Travel as learning I think is lost on many Americans. Certainly, there are others in the world that could benefit from “getting out more,” but the people of the US are whom I feel I am best suited to address, since I unavoidably speak as one. Of the Americans who do travel internationally, I worry they often miss the educational opportunity. They come equipped only with cameras and souvenir money, with open wallets and open shutters, but nary open minds. We have all been a “tourist” at one point or another, and we all know the escape that comes with being in a new beautiful place with 3 rolls of 35mm film to fill. The phrase “ignorance is bliss” comes to mind. Yet, for as much as we enjoy looking up and around at the scenery, we as tourists often miss the stuff in front of us: the people. Too often tourists are content seeing the backs of their tour group’s heads rather than the faces of locals walking towards them. This retreat from local interaction cheats the visitor of real human contact, of beginning to understand another culture, and of overcoming their possible fear and misunderstanding of it. We remain in our tour groups because it is fun and safe. Everyone speaks the same language, everyone gets to see the same great things, and there are little, if any, awkward interactions (God forbid!) with the non-English-speaking natives. A tour group becomes a portable home: a traveling, isolated comfort zone void of organic contact with a place’s character. And thus the rift between cultures subsists, and no learning takes place.
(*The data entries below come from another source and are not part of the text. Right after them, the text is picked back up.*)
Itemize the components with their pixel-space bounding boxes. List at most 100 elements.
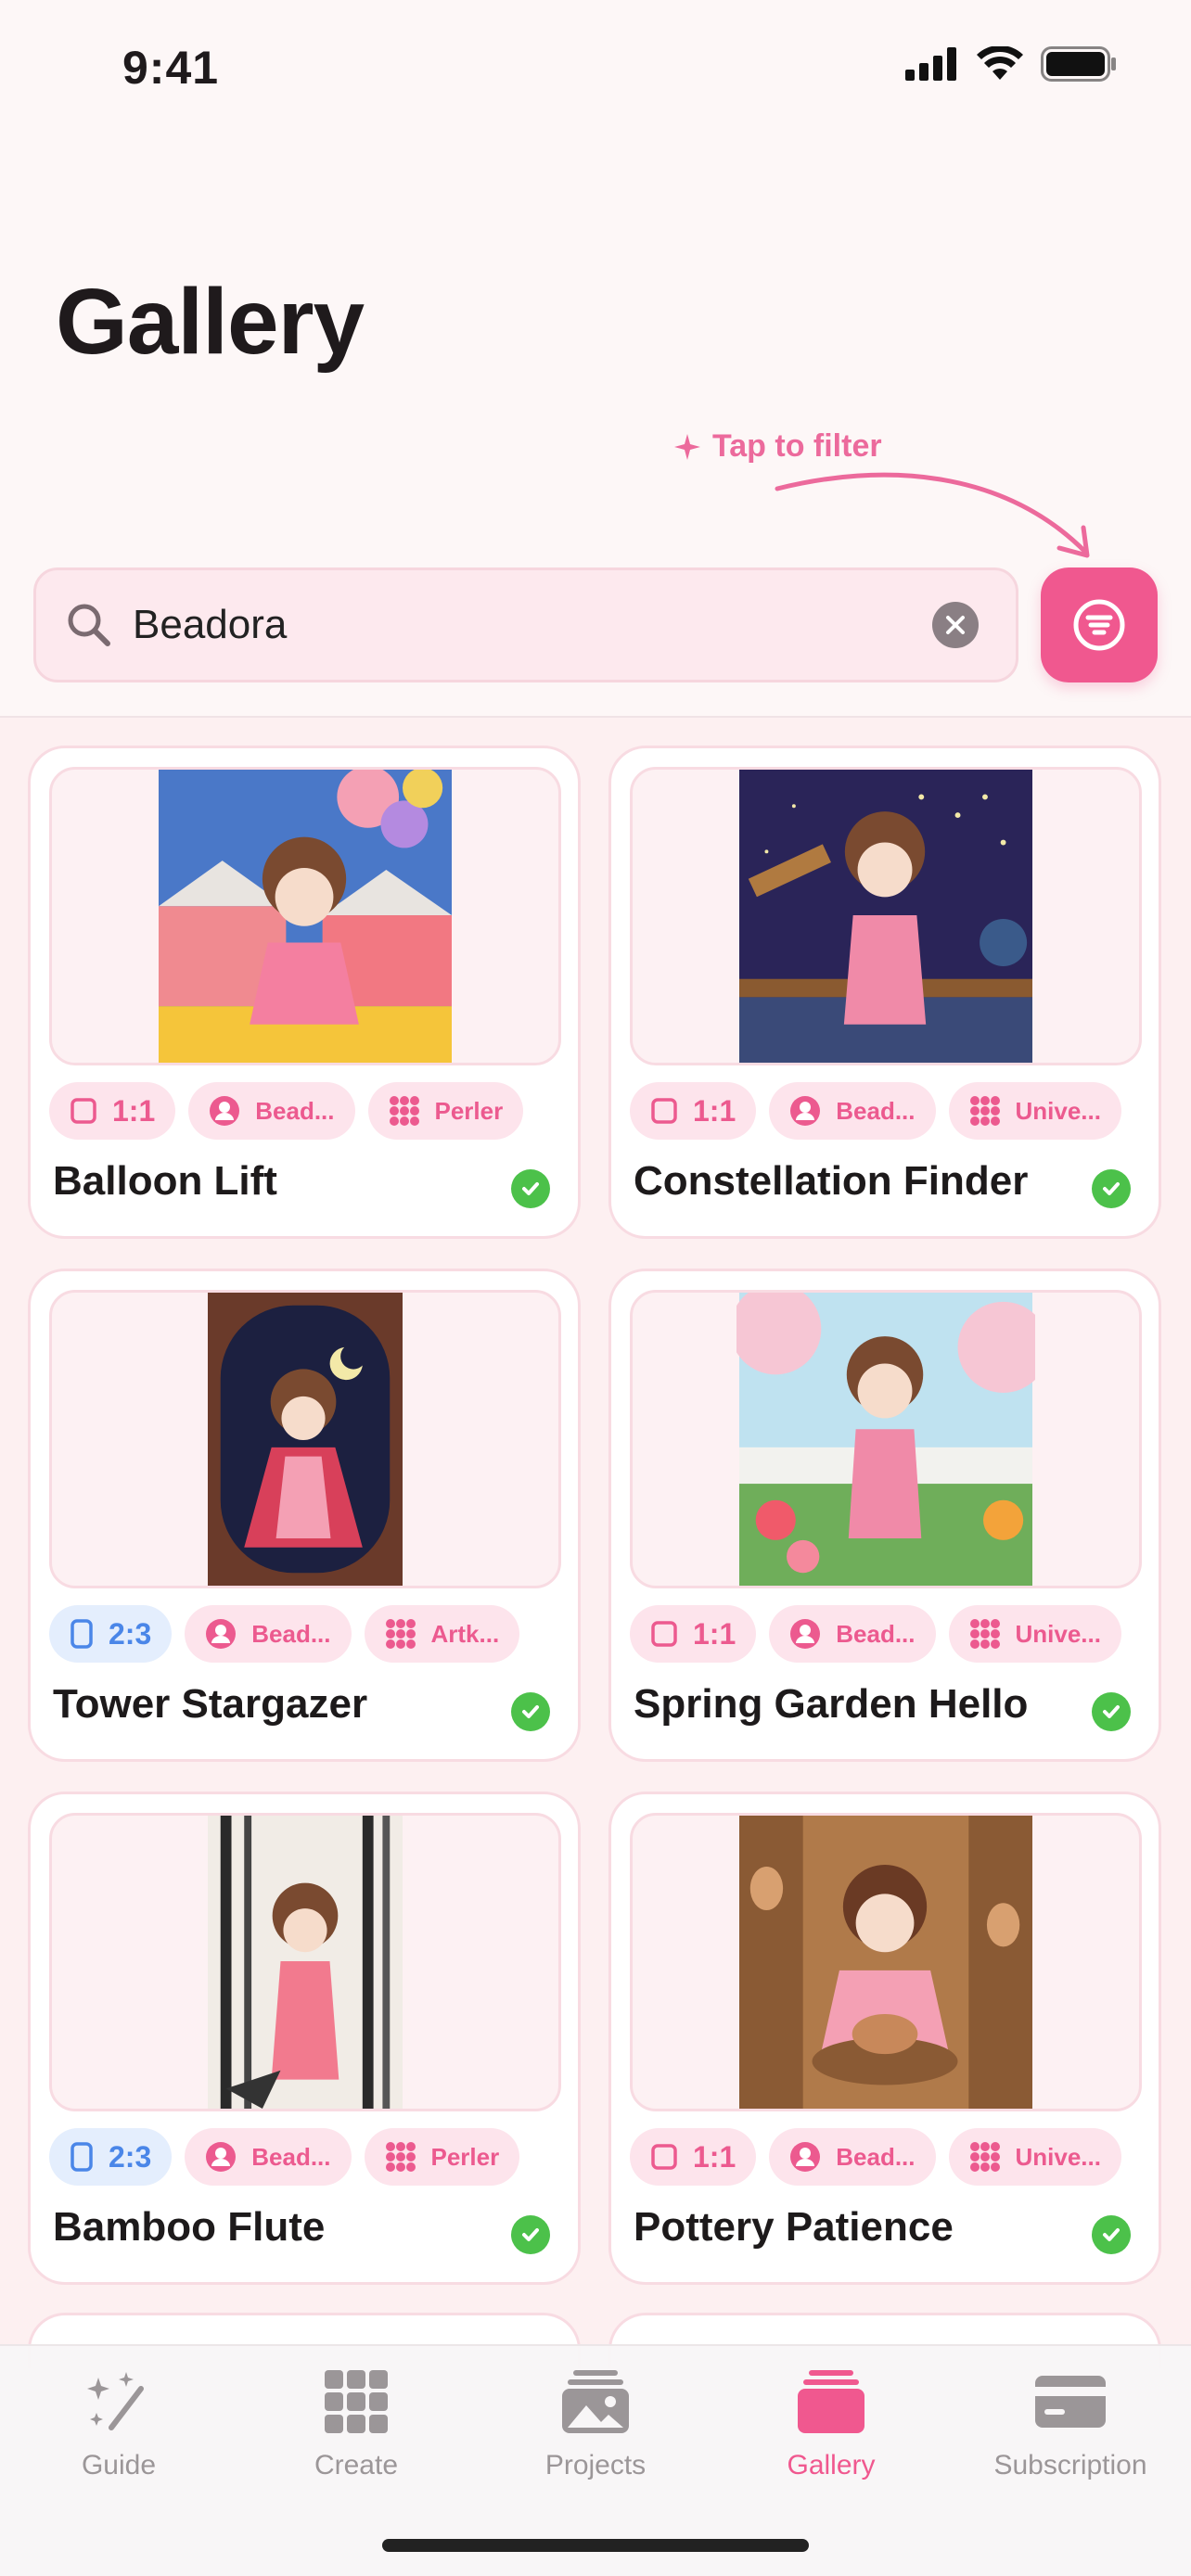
tab-guide[interactable]: Guide	[0, 2346, 237, 2513]
tab-subscription[interactable]: Subscription	[952, 2346, 1189, 2513]
aspect-ratio-label: 2:3	[109, 2139, 152, 2174]
creator-label: Bead...	[836, 1619, 916, 1648]
aspect-ratio-chip: 1:1	[630, 1082, 757, 1140]
pattern-thumbnail	[739, 770, 1032, 1063]
aspect-ratio-label: 1:1	[112, 1093, 156, 1128]
grid-icon	[325, 2370, 388, 2433]
gallery-card-tower-stargazer[interactable]: 2:3 Bead... Artk... Tower Stargazer	[28, 1269, 581, 1762]
aspect-ratio-chip: 1:1	[630, 2128, 757, 2186]
portrait-rect-icon	[70, 2142, 93, 2172]
aspect-ratio-chip: 2:3	[49, 1605, 173, 1663]
card-image	[49, 767, 561, 1065]
brand-label: Artk...	[430, 1619, 500, 1648]
creator-label: Bead...	[251, 1619, 331, 1648]
creator-label: Bead...	[251, 2142, 331, 2171]
tab-gallery[interactable]: Gallery	[712, 2346, 950, 2513]
brand-label: Unive...	[1015, 1096, 1101, 1125]
aspect-ratio-label: 1:1	[693, 1093, 736, 1128]
brand-label: Perler	[430, 2142, 500, 2171]
page-title: Gallery	[56, 270, 365, 374]
tab-projects[interactable]: Projects	[477, 2346, 714, 2513]
card-image	[630, 1290, 1142, 1588]
aspect-ratio-chip: 1:1	[630, 1605, 757, 1663]
tab-create[interactable]: Create	[237, 2346, 475, 2513]
pattern-thumbnail	[739, 1816, 1032, 2109]
brand-label: Unive...	[1015, 2142, 1101, 2171]
tab-label: Gallery	[787, 2450, 876, 2480]
photo-stack-icon	[562, 2370, 629, 2433]
square-icon	[651, 2144, 677, 2170]
creator-chip: Bead...	[185, 1605, 352, 1663]
grid-dots-icon	[385, 1619, 416, 1649]
check-circle-icon	[1092, 1169, 1131, 1208]
pattern-thumbnail	[207, 1816, 403, 2109]
hint-arrow-icon	[775, 472, 1090, 558]
tab-label: Projects	[544, 2450, 647, 2480]
card-title: Balloon Lift	[53, 1158, 277, 1204]
status-bar: 9:41	[0, 0, 1191, 130]
card-title: Pottery Patience	[634, 2204, 954, 2250]
gallery-stack-icon	[798, 2370, 864, 2433]
search-input[interactable]: Beadora	[133, 602, 932, 648]
pattern-thumbnail	[736, 1293, 1035, 1586]
brand-chip: Perler	[364, 2128, 520, 2186]
signal-icon	[905, 47, 956, 81]
brand-chip: Unive...	[948, 1082, 1121, 1140]
check-circle-icon	[511, 1169, 550, 1208]
home-indicator	[382, 2539, 809, 2552]
aspect-ratio-chip: 1:1	[49, 1082, 176, 1140]
card-title: Spring Garden Hello	[634, 1681, 1029, 1727]
brand-chip: Artk...	[364, 1605, 520, 1663]
creator-chip: Bead...	[769, 1082, 936, 1140]
pattern-thumbnail	[207, 1293, 403, 1586]
square-icon	[651, 1621, 677, 1647]
filter-button[interactable]	[1041, 567, 1158, 682]
portrait-rect-icon	[70, 1619, 93, 1649]
person-icon	[790, 2142, 821, 2172]
gallery-card-spring-garden-hello[interactable]: 1:1 Bead... Unive... Spring Garden Hello	[608, 1269, 1161, 1762]
gallery-card-pottery-patience[interactable]: 1:1 Bead... Unive... Pottery Patience	[608, 1792, 1161, 2285]
person-icon	[210, 1096, 240, 1126]
credit-card-icon	[1035, 2376, 1106, 2428]
aspect-ratio-label: 1:1	[693, 2139, 736, 2174]
clear-search-button[interactable]	[932, 602, 979, 648]
brand-label: Unive...	[1015, 1619, 1101, 1648]
search-icon	[68, 604, 110, 646]
aspect-ratio-label: 1:1	[693, 1616, 736, 1651]
gallery-card-balloon-lift[interactable]: 1:1 Bead... Perler Balloon Lift	[28, 746, 581, 1239]
status-time: 9:41	[122, 42, 220, 94]
card-title: Tower Stargazer	[53, 1681, 368, 1727]
card-image	[630, 1813, 1142, 2111]
brand-label: Perler	[434, 1096, 504, 1125]
gallery-card-bamboo-flute[interactable]: 2:3 Bead... Perler Bamboo Flute	[28, 1792, 581, 2285]
card-image	[630, 767, 1142, 1065]
person-icon	[206, 1619, 237, 1649]
aspect-ratio-label: 2:3	[109, 1616, 152, 1651]
tab-label: Guide	[81, 2450, 157, 2480]
pattern-thumbnail	[159, 770, 452, 1063]
creator-label: Bead...	[836, 2142, 916, 2171]
check-circle-icon	[1092, 1692, 1131, 1731]
gallery-card-constellation-finder[interactable]: 1:1 Bead... Unive... Constellation Finde…	[608, 746, 1161, 1239]
grid-dots-icon	[969, 1096, 1000, 1126]
person-icon	[790, 1096, 821, 1126]
grid-dots-icon	[385, 2142, 416, 2172]
aspect-ratio-chip: 2:3	[49, 2128, 173, 2186]
check-circle-icon	[511, 1692, 550, 1731]
tab-label: Subscription	[993, 2450, 1147, 2480]
person-icon	[206, 2142, 237, 2172]
sparkle-icon	[674, 433, 700, 460]
creator-chip: Bead...	[188, 1082, 355, 1140]
brand-chip: Perler	[367, 1082, 524, 1140]
creator-label: Bead...	[255, 1096, 335, 1125]
close-icon	[946, 616, 965, 634]
filter-hint: Tap to filter	[673, 428, 882, 465]
search-bar[interactable]: Beadora	[33, 567, 1018, 682]
battery-icon	[1041, 46, 1116, 82]
status-icons	[905, 46, 1117, 82]
brand-chip: Unive...	[948, 1605, 1121, 1663]
check-circle-icon	[1092, 2215, 1131, 2254]
creator-label: Bead...	[836, 1096, 916, 1125]
tab-label: Create	[314, 2450, 399, 2480]
creator-chip: Bead...	[769, 1605, 936, 1663]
Aside from this affliction of “tourist-itis,” the more practical problem of international travel as learning is the expense of it. If I had to guess, based on the percentage of passport holders, I would say only 25% of Americans can afford, or are willing to spend, $1,000 a week overseas. However, international travel is not the end all; domestic travel is equally important. How can we hope to reconcile our international differences when we still have such ideological stratification and economic polarization within our own borders? It is just as important to understand our neighbors in the Midwest as our friends in the Middle East. And sorry to say, simply reading of different cultures, international and national, will not cut it. One has to get their hands dirty. One can read as many books as they want about the history and culture of a place, but will never “get it” until they have been there. Study all you want about the Middle East, but you cannot possibly understand it until you have walked among them. By that same token, read all you can on life in the ghettoes and the disadvantaged living in the US, but you cannot comprehend their lives until you have been there. Education alone cannot be a solution to “prejudice, bigotry, and narrow-mindedness.” It helps, but it certainly does not paint the whole picture. To truly engage in a culture, one must walk its paths, breathe its air, and interact with its people.

So my appeal to all Americans, and the world over, is to walk around a bit. We need to break down the walls of our comfort zones because they are only made of fear and misunderstanding. We need to let down our guards and allow ourselves to get lost. The intangible glory of travel is found when you wander the unbeaten path, unguided, unaided. Getting lost in a new place forces one to abandon inhibitions and embrace one’s surroundings. Your comfort zone is miles away, and when your feet are on the ground, it is as if you are no longer a visitor. It boils down to trust. Trust that when you leave your home, you will eventually return safe. Trust that when you are lost, there will be no shortage of people willing to point you in the right direction. Travel opens the doors to this kind of trust, because it is when you are in a foreign place, and most vulnerable, that you learn the true, good nature of people. And with trust comes respect, and we could certainly use a lot more of that. We 24% of passport-wielding Americans must set an example and lead the way into a new world that is free of misunderstanding, intolerance, and fear, and instead rich with respect and friendship.